The ugly: making it compliant

Now, they're still needed, and the above are real engineering challenges--non-trivial, but not impossible. Here are some of my hindsight findings on making an RPA a lot more mature.

Connection pinboard meme

1. Identity, ephemeral credentials & MFA

Get dedicated service accounts from the counterparty—ones that belong to the bot, not borrowed from an employee. This is an absolute must, perhaps the single most important thing. It keeps who's responsible in the audit trail: every action the RPA takes is the RPA's, and you can prove it.

Getting one service account is the bare minimum. But ideally multiple to allow for privilege separation.

Store the credentials in a real secrets manager with rotation and least-privilege access—not just a config file. And yes, invest in the effort of not disabling MFA (some platforms even require it). If the platform supports TOTP, store the seed alongside the credentials and generate the code programmatically; you keep the second factor without a human in the loop. Though its not true MFA, it does add another layer of security.

Then of course; log everything the bot does on your side, immutably. If someone asks what touched a record and when, you should be able to answer to the keystroke.

2. Make it fail loud

A silent failure should really be public enemy #2 (safety first 🫡). Treat the RPA like a real system, not a script. Assert your assumptions before every action; 'is this the page and field I think it is?'. Consider the edge-cases, especially in race-conditions--there will be many.

Verifying whether a write operation actually landed is well worth the extra effort.

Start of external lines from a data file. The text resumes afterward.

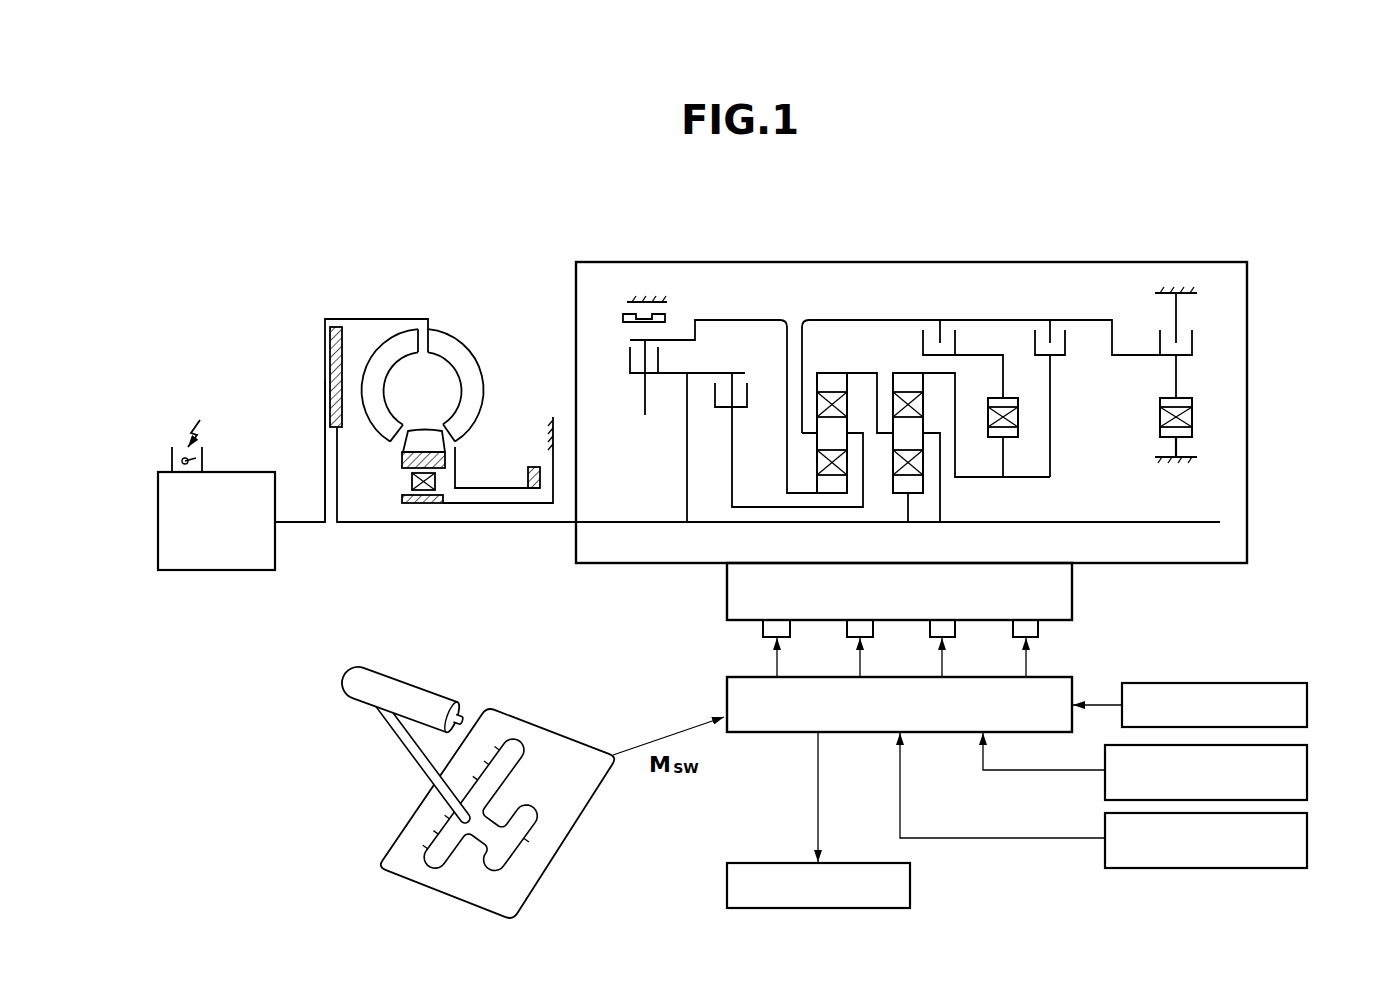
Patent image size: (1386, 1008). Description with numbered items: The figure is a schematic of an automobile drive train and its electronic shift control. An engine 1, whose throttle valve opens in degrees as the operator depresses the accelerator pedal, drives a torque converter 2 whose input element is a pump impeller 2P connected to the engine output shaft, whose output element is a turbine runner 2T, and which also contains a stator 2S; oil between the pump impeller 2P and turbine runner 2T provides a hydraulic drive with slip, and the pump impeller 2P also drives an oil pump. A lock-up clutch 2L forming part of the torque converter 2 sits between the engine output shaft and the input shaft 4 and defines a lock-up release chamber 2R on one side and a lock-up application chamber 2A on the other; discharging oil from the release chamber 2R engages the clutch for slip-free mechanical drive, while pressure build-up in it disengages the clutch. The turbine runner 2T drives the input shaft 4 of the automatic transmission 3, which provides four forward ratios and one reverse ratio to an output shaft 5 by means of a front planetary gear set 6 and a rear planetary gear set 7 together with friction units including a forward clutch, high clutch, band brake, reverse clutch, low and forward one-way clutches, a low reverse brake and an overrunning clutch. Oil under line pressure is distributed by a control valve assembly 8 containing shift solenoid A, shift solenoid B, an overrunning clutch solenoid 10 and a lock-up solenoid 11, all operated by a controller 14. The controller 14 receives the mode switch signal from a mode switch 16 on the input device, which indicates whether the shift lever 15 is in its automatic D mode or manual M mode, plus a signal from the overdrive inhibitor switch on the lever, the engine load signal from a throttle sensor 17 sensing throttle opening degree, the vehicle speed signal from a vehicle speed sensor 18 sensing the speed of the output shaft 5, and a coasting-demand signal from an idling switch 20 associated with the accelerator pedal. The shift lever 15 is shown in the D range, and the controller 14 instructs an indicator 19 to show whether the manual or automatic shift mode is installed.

The engine 1 is at (245, 472).
The torque converter 2 is at (411, 375).
The turbine runner 2T is at (380, 345).
The lock-up application chamber 2A is at (442, 372).
The pump impeller 2P is at (478, 370).
The stator 2S is at (428, 442).
The torque converter lock-up clutch 2L is at (330, 355).
The lock-up release chamber 2R is at (325, 449).
The automatic transmission 3 is at (576, 288).
The input shaft 4 is at (528, 523).
The output shaft 5 is at (1182, 522).
The front planetary gear set 6 is at (827, 371).
The rear planetary gear set 7 is at (905, 371).
The control valve assembly 8 is at (727, 593).
The overrunning clutch solenoid 10 is at (847, 637).
The lock-up solenoid 11 is at (763, 637).
The shift solenoid A is at (930, 637).
The shift solenoid B is at (1013, 637).
The controller 14 is at (727, 695).
The shift lever 15 is at (389, 742).
The mode switch 16 is at (530, 716).
The throttle sensor 17 is at (1308, 770).
The vehicle speed sensor 18 is at (1308, 840).
The indicator 19 is at (912, 883).
The idling switch 20 is at (1308, 703).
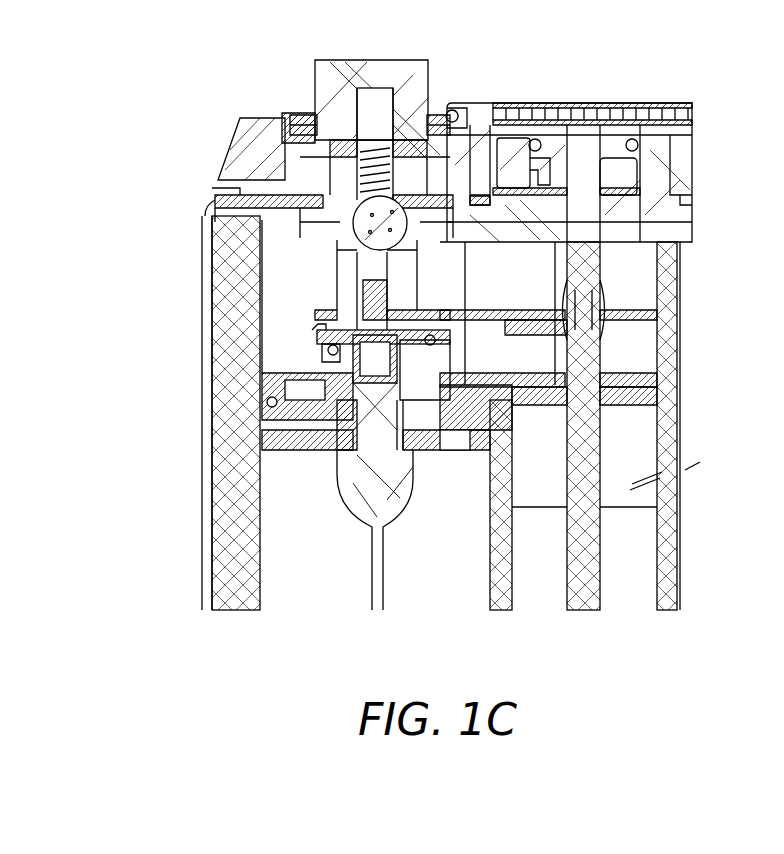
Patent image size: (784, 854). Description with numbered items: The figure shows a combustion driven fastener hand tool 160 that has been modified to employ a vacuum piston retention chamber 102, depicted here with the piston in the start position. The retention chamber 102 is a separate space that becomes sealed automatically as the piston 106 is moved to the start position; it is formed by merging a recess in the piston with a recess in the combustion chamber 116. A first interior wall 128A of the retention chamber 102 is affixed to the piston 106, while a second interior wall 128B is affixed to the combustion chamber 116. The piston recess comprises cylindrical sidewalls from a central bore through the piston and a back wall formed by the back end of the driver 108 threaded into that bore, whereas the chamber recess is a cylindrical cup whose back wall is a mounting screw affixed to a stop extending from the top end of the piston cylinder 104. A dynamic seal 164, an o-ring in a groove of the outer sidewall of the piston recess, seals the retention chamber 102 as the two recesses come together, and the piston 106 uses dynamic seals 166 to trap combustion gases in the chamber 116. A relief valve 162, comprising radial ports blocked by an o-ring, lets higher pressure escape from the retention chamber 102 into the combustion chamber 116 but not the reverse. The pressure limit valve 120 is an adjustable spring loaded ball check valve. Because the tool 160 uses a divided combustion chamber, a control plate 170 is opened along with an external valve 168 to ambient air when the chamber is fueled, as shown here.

The combustion driven fastener hand tool 160 is at (598, 140).
The external valve 168 is at (618, 140).
The pressure limit valve 120 is at (365, 222).
The combustion chamber 116 is at (262, 250).
The second interior wall 128B is at (368, 333).
The relief valve 162 is at (318, 333).
The dynamic seal 164 is at (330, 352).
The retention chamber 102 is at (358, 366).
The piston 106 is at (262, 378).
The dynamic seals 166 is at (268, 403).
The first interior wall 128A is at (372, 385).
The piston cylinder 104 is at (235, 507).
The driver 108 is at (378, 582).
The control plate 170 is at (613, 328).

Validate the data going in and confirm it coming out.

Especially for RPA, make sure you monitor it well: alerting on failures, anomalies, race-conditions, basically any edge-case needs to be thought through. Assume it will break, and design so that when it does, it hands off to a human.

3. Starve it of PHI

Obviously, give the RPA only the PHI it needs. But surprisingly more often missed; have BAAs with every external service that is involved, keep PHI out of logging and avoid needless PHI exposure like dashboards or list views by using URLs directly.

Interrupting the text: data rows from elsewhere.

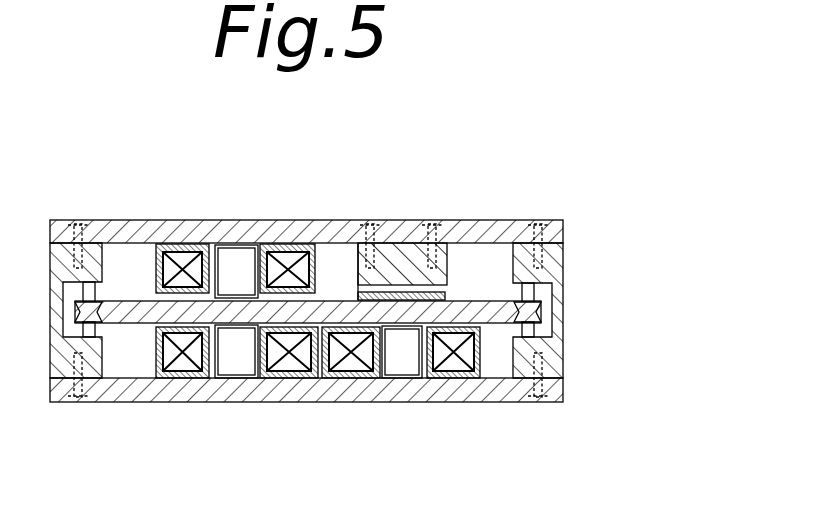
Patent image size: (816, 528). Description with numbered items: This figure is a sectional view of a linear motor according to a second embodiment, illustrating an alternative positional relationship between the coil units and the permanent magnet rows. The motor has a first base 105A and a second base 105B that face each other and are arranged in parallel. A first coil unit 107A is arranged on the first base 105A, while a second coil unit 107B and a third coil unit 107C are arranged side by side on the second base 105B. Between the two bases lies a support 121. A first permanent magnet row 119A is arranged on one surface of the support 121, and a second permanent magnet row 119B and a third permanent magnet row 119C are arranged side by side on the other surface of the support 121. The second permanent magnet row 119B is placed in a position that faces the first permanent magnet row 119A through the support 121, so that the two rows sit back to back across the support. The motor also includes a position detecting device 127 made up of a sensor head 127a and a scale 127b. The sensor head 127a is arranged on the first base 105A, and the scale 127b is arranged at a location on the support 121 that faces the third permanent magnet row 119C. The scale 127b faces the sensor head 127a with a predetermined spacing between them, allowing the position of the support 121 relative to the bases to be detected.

The first base 105A is at (235, 247).
The second base 105B is at (292, 378).
The first coil unit 107A is at (180, 244).
The second coil unit 107B is at (178, 378).
The third coil unit 107C is at (353, 378).
The first permanent magnet row 119A is at (261, 243).
The second permanent magnet row 119B is at (243, 378).
The third permanent magnet row 119C is at (410, 378).
The support 121 is at (343, 300).
The position detecting device 127 is at (445, 198).
The sensor head 127a is at (400, 260).
The scale 127b is at (445, 292).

Bonus points: redact or obfuscate PHI before passing it to a vision model by scrambling text in certain PHI containing components in the HTML.

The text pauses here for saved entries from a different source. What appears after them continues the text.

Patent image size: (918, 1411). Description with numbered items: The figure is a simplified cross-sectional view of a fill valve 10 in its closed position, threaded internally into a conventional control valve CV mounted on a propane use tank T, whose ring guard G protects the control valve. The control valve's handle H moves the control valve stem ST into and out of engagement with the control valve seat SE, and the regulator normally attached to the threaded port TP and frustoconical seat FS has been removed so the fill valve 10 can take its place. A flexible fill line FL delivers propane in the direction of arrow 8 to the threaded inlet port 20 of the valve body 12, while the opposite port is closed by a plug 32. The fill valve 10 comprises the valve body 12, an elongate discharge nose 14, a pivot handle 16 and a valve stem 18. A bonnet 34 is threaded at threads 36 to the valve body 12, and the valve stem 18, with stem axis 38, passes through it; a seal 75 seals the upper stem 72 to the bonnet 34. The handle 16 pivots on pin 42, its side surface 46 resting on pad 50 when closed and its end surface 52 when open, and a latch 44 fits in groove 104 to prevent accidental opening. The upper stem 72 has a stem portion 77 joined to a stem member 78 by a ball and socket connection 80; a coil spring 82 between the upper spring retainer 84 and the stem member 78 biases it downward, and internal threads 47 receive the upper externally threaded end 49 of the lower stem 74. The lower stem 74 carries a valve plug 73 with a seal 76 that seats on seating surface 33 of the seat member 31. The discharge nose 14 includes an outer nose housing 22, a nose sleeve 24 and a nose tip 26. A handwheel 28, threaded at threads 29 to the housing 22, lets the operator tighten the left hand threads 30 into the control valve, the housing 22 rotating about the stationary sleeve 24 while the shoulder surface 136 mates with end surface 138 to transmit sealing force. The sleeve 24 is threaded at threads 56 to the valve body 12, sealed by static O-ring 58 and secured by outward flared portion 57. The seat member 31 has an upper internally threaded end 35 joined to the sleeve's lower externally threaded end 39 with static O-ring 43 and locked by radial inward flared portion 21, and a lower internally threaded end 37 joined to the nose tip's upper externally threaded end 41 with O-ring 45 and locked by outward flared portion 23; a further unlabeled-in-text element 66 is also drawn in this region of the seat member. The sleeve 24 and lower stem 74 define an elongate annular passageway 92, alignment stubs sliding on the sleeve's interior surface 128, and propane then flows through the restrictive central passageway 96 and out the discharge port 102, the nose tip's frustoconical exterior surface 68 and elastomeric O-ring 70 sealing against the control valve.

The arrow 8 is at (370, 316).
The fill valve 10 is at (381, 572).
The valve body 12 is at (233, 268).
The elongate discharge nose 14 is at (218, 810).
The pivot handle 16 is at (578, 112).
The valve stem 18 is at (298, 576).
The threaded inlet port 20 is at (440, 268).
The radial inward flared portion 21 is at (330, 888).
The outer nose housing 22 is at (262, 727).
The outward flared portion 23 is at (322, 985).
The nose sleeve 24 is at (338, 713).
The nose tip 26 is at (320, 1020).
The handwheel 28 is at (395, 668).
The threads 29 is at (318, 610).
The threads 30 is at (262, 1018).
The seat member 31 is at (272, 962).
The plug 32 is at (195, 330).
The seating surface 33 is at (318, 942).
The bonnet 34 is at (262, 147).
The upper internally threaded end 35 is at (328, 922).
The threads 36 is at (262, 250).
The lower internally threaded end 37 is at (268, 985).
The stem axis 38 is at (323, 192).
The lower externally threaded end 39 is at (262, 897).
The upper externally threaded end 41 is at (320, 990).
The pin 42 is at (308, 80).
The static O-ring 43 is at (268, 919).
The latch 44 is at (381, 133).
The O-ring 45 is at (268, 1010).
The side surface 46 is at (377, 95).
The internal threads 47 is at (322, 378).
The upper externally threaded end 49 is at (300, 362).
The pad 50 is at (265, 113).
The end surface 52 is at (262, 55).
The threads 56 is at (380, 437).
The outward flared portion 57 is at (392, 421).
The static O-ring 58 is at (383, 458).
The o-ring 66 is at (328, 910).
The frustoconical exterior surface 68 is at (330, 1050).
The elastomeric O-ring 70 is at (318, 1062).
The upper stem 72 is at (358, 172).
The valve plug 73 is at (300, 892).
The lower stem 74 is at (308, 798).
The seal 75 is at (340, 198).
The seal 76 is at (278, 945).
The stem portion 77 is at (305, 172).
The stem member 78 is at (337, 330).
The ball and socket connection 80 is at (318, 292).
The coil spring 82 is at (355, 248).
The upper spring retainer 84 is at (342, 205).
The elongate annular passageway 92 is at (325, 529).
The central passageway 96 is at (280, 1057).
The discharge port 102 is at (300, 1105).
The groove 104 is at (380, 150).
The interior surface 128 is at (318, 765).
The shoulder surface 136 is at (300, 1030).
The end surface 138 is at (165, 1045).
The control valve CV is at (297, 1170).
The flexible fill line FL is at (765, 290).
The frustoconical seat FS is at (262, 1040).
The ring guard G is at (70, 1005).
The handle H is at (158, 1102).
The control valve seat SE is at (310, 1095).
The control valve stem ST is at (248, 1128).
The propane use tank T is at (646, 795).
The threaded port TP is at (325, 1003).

None of this is crazy out-of-the-box thinking in the HIPAA space. But RPAs will need to carry extra weight and consideration since its such unorthodox software in this setting.

Conclusion

RPAs are here, and unfortunately I see them here to stay. Though we all want the simple-straightforward solution, in the current healthcare space, we just need to go the long way around. But as we go that extra distance, it's important not to take shortcuts. RPAs are serious software solutions in HIPAA environments, not just simple scripts--and we need to treat them this way. They'll always be a bit of a hack-job, but they can be built responsibly.